Now this is a harder comparison to make between than that between Hutchinson and Palin — after all, how do you rate corporate life to work in government?
You look to the numbers. Both Alaska and HP are economic ecosystems. They generate wealth, must be governed, have operations and a bottom line. The comparisons are imperfect, but they give an idea, most importantly of scale, of how big a job each of these executives have performed.
In 2005, (the last year for which I could find the data in a quick troll) Alaska’s gross product — all of its economic activity — totaled just a whisker less than 40 billion dollars. For 2005 — the last year during which Fiorina worked for the company, HP’s total revenue — the value of all its economic activity — more than doubled that number, topping 86 billion.
That comparison drastically understates the disparity in managerial responsibility between the two. Last year, Palin signed into law her first budget – Alaska’s largest ever : 6.6 billion. For 2005, HP made a profit of 3.473 billion, which, deducted from gross revenue, leaves about 83.5 billion out of the revenue total that had to be spent to make that money.
Certainly there would have been passive expenditures there, already agreed interest on loans, for example, as there are certainly automatic payments within a state budget. But broadly speaking the comparison is overwhelming: a CEO of a major company has much more fiscal responsibilty and a much larger economica strategic burden to handle than the leader of a small government administration — by about 13 to 1 on the numbers in this case.

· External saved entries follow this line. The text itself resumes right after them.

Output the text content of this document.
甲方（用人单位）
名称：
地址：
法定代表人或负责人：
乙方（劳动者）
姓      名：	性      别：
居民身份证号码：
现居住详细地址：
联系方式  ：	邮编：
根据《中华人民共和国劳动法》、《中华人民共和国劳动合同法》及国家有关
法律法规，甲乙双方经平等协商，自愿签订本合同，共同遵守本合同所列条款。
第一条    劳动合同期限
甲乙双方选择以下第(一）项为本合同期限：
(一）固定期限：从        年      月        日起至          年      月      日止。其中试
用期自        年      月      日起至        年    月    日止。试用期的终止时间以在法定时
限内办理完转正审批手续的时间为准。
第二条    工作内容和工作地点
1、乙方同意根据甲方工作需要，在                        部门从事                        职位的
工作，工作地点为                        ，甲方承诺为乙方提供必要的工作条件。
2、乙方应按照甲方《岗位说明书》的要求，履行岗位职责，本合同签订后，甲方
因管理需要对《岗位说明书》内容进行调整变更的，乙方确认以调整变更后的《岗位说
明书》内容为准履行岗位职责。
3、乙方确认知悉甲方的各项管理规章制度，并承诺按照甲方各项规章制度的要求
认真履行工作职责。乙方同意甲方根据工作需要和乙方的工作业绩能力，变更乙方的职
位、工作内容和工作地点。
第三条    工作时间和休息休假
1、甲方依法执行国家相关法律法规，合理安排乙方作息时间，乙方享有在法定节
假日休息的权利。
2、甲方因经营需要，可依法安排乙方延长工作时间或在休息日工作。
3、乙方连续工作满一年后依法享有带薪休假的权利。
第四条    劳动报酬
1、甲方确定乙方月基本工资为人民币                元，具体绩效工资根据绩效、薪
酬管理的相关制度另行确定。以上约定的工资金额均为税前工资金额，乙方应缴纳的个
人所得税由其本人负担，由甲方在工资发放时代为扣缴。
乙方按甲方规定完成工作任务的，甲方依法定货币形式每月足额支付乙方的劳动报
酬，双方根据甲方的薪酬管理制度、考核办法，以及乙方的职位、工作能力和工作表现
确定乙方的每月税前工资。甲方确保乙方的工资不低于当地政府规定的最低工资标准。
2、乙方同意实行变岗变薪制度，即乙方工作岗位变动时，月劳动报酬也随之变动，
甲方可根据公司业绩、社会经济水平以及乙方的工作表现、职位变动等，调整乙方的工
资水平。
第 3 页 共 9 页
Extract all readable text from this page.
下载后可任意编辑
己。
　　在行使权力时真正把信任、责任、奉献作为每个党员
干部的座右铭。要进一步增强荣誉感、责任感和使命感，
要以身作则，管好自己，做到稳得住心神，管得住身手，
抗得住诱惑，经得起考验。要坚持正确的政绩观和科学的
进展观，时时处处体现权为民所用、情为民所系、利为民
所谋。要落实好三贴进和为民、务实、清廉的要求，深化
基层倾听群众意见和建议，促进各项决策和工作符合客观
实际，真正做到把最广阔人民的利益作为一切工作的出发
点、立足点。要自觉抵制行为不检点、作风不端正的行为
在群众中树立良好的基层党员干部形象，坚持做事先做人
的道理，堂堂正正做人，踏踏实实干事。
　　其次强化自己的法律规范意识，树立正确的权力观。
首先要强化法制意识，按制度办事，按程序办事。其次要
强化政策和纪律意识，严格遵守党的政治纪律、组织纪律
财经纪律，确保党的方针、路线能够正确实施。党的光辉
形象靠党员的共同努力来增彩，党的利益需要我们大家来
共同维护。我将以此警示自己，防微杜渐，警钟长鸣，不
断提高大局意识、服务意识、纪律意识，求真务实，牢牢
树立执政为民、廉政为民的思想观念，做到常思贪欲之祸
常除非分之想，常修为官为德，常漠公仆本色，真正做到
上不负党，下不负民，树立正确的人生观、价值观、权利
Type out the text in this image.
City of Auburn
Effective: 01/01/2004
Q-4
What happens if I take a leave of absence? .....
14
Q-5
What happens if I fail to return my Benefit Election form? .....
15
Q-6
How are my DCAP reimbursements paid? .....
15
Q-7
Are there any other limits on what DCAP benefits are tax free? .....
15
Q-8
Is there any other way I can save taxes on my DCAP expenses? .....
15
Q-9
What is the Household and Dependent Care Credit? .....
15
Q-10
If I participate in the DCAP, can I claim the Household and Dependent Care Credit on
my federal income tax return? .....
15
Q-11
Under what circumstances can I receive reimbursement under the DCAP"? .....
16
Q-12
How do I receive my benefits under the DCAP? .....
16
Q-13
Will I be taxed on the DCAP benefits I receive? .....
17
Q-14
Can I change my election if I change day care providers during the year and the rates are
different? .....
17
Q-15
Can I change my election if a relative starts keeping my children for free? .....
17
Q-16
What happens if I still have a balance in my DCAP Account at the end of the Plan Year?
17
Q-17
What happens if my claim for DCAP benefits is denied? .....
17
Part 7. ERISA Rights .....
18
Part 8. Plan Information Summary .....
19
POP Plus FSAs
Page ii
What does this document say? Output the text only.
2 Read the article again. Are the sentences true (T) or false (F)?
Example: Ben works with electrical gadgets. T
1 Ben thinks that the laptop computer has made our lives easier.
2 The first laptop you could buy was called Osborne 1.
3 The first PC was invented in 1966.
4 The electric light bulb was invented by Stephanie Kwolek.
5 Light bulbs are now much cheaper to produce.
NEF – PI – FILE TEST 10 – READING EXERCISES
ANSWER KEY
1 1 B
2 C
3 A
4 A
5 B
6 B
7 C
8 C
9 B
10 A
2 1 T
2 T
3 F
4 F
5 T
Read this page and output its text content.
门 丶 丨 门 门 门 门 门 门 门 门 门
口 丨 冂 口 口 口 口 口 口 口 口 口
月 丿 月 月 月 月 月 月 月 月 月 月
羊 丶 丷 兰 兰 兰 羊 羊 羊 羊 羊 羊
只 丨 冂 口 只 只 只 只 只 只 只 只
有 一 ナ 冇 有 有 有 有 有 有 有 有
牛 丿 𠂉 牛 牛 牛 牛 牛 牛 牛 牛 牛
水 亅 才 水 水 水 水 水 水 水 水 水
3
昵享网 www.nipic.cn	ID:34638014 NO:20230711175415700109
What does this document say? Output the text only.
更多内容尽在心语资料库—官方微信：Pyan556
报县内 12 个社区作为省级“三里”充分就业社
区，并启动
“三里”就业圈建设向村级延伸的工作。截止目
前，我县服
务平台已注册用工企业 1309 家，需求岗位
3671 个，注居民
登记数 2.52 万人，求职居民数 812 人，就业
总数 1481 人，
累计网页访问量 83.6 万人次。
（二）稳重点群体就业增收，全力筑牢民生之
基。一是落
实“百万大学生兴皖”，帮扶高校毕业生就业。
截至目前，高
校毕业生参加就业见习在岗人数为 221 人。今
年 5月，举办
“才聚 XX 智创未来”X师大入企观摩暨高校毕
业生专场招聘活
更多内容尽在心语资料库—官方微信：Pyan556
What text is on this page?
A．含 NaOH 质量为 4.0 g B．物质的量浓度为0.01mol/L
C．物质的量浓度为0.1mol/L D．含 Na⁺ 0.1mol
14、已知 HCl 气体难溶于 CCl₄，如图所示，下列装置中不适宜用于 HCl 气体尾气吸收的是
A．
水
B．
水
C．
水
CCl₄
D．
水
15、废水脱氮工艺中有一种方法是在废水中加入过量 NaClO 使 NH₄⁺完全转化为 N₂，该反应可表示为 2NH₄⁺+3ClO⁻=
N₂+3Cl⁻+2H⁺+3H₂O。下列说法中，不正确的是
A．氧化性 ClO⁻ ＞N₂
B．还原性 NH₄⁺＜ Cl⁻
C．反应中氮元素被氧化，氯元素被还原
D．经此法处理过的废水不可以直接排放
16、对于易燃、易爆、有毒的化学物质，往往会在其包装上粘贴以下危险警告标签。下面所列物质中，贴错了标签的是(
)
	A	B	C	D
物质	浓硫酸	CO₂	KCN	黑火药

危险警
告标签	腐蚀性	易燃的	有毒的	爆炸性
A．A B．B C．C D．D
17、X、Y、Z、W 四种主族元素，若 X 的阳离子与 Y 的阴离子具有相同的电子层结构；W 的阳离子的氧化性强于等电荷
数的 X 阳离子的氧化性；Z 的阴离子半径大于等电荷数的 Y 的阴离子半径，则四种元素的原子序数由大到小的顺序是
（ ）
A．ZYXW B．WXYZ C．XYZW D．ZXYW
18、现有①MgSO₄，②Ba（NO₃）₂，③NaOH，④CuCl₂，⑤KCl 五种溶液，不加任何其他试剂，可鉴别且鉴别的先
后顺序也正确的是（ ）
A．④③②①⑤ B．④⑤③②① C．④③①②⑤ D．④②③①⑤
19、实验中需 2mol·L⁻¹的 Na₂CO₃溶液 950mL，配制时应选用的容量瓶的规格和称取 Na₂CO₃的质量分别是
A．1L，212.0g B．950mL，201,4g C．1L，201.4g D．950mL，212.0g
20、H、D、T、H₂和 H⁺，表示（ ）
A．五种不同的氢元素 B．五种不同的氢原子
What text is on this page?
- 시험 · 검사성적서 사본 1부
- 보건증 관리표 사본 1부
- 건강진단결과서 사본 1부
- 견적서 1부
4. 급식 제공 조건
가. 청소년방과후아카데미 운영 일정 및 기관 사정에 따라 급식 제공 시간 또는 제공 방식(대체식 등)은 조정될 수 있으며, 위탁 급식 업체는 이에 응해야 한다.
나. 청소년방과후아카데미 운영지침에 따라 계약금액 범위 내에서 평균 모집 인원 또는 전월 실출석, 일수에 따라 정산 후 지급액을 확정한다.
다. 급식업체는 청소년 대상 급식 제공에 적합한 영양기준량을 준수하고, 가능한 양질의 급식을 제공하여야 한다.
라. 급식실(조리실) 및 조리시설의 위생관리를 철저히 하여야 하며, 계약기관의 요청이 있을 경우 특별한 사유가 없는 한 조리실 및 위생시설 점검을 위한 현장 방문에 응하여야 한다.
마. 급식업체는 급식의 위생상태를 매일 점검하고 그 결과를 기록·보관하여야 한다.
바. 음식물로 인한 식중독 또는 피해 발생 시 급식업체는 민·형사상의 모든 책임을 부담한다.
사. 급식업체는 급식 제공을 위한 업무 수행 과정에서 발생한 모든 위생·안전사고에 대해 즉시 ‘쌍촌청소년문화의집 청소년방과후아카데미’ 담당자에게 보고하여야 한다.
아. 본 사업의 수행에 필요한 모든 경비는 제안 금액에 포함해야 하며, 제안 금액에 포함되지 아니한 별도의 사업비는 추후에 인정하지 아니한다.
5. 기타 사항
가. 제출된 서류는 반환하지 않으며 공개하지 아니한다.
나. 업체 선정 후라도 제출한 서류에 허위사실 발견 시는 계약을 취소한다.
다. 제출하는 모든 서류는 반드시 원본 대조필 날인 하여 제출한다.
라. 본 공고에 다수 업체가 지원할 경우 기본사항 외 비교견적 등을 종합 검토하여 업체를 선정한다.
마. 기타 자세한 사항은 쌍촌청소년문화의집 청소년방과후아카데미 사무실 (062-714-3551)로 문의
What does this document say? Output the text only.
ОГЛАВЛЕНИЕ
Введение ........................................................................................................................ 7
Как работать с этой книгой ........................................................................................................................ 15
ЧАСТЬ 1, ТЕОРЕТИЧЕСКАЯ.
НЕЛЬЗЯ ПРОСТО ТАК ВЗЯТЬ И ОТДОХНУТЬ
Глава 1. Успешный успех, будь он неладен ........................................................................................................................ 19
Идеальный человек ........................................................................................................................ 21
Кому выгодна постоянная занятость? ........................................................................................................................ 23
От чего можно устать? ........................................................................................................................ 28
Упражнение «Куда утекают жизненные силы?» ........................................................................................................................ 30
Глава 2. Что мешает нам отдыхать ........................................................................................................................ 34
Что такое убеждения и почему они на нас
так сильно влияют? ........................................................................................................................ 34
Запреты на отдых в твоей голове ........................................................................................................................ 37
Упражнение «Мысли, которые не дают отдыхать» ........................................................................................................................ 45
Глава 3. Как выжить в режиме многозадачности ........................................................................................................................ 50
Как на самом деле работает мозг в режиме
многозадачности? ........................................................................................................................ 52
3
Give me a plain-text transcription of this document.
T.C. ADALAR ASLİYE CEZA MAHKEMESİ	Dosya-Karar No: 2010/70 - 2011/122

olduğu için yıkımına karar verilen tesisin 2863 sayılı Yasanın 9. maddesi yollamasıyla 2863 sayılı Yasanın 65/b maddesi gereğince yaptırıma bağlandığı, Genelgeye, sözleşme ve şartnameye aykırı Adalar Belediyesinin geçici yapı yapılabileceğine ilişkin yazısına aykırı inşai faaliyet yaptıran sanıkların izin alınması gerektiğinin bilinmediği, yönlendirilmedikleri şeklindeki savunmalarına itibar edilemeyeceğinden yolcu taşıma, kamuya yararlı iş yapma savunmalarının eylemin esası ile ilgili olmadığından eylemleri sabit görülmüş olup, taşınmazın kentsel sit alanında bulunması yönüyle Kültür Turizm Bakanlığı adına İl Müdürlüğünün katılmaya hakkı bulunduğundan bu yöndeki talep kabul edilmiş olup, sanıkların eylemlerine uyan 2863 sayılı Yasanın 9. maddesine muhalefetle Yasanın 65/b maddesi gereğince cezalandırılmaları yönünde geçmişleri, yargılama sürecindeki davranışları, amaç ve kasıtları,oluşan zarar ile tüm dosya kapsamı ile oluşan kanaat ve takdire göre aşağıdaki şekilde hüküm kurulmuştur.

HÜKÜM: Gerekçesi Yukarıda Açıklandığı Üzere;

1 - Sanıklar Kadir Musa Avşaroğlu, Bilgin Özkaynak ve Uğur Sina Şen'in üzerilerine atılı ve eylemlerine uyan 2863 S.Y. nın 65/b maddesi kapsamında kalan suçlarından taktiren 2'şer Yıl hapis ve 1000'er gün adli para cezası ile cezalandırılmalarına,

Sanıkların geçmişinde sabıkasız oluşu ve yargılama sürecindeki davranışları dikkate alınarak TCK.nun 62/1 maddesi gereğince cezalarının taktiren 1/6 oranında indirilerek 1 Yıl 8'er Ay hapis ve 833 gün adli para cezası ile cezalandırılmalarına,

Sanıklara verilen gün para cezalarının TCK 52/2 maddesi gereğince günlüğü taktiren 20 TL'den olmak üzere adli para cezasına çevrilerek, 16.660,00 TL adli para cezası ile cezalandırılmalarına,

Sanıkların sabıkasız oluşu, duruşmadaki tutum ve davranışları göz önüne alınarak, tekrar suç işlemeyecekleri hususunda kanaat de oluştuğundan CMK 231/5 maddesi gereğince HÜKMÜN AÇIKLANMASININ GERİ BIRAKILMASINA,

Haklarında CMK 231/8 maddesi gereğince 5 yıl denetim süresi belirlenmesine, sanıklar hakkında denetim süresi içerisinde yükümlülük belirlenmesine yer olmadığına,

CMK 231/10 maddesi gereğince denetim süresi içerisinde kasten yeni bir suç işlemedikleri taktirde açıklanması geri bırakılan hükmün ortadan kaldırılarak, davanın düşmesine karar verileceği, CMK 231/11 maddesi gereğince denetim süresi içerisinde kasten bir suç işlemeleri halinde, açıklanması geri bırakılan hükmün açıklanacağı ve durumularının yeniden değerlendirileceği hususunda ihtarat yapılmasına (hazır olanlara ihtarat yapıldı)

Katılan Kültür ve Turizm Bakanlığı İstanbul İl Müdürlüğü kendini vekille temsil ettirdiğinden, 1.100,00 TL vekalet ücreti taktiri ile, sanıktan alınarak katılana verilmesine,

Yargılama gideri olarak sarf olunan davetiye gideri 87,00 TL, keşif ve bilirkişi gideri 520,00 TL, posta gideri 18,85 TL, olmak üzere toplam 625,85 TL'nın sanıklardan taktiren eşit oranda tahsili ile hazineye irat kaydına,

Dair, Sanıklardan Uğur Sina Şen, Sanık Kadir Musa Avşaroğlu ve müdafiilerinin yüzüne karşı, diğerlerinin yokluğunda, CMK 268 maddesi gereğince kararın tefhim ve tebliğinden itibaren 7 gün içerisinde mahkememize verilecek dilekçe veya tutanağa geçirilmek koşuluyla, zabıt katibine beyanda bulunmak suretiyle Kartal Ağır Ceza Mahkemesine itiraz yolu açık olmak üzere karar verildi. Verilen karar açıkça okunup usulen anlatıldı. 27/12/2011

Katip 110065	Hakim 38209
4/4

Now this is not an argument that Carly Fiorina should have been standing next to John McCain today. That there are all kinds of considerations that go into such decisions has been amply demonstrated by the choices of both Joe Biden and Sarah Palin.
But if you are trying to get a handle on just how far Palin’s experience has been from the level of responsibility that goes into leading the United States of America, it is worth remembering that in her one supposed area of expertise is as an executive. And in that role, her 20 months of running the Alaska budget is loosely equivalent to the mangerial task of handling the revenues of the 348th largest company in America, which in 2007 was the Ball Corporation, the fourth largest packaging and can company in the country.
And in case you were wondering: the 2007 budget for the United States of America topped 2.7 trillion.
Just to finish this off: McCain, Obama and Biden have never had to adminster an operation larger than their Senate offices, or for McCain, a peacetime bomber squadron. But they didn’t claim that attribute, offering instead claims of judgment, experience, temperament, knowledge of the affairs of the nation and so on. By contrast, “executive experience” is Palin’s only alleged skill in governance.
So the two points I hope this post makes are (a) that there are ways to think about making rational comparisons between potential leaders, and they include at least some willingness to think if not mathematically, at least arithmetically…and (b) that as expected from a first review of her resume, this just slightly deeper look into the numbers supports the proposition that Sarah Palin is the most unqualified Vice Presidential candidate in living memory.